Membrane-based separation technology has been reported as one of the possible methods to efficiently and economically separate carbon dioxide (CO₂). To provide synergistic enhancements in the gas separation performance, organic polymer (Pebax 1657), zeolite imidazolate framework-8 (ZIF-8) nanoparticles, and ionic liquid (IL) have been integrated to develop three-component composite membranes. To achieve high separation performance of three-component membranes, the effects of IL anions and ZIF-8 content on gas permeability and selectivity were investigated first. The ILs were 1-butyl-3-methyl imidazolium ([Bmim]) cation based on different anions of bis(trifluoromethylsulfonyl)imide ([NTf₂]), dicyanamide ([DCA]), and tetrafluoroborate ([BF₄]).

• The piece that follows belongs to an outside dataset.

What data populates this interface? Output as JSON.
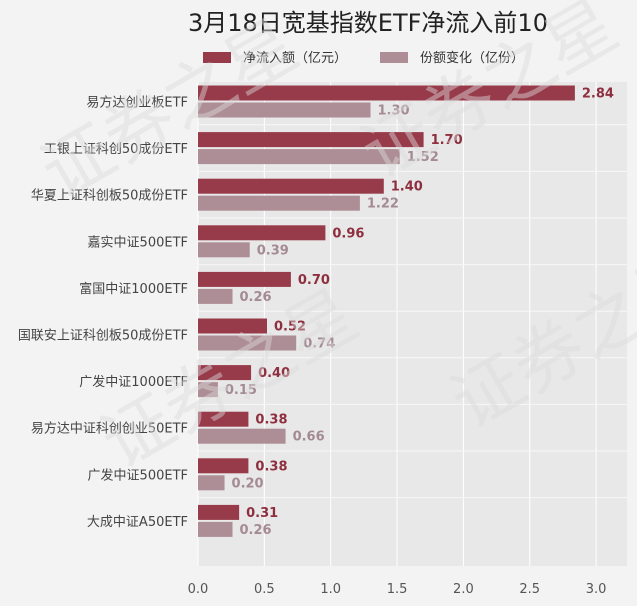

Gas transport properties of all the prepared membranes were investigated at 23 °C and 1 bar. The results showed that the anion of IL is a key factor to determine the CO₂ permeability of the membranes, which is similar to the principle of CO₂ solubility in pure ILs. In addition, ZIF-8 could increase both CO₂ diffusivity and solubility coefficients of the Pebax/ZIF-8 membranes, resulting in a two-fold increase in the CO₂ permeability. For the Pebax/ZIF-8(15%)/[Bmim][NTf₂] membranes, it has been revealed that [Bmim][NTf₂] acts as a low molecular weight additive, leading to a more amorphous structure and a higher FFV (fractional free volume) of the membranes, which are beneficial for gas diffusion. The addition of IL can improve the compatibility between the inorganic particles and the polymer matrix; thus, the non-selective voids decrease, which leads to a higher CO₂/N₂ selectivity. The CO₂ permeability of the Pebax/ZIF-8(15%)/IL(80%) membrane was 4.3 times that of the pure Pebax membrane without sacrificing the CO₂/N₂ selectivity. Therefore, the high gas transport properties of the Pebax/ZIF-8/IL membranes make them promising candidates for CO₂-effective separation materials.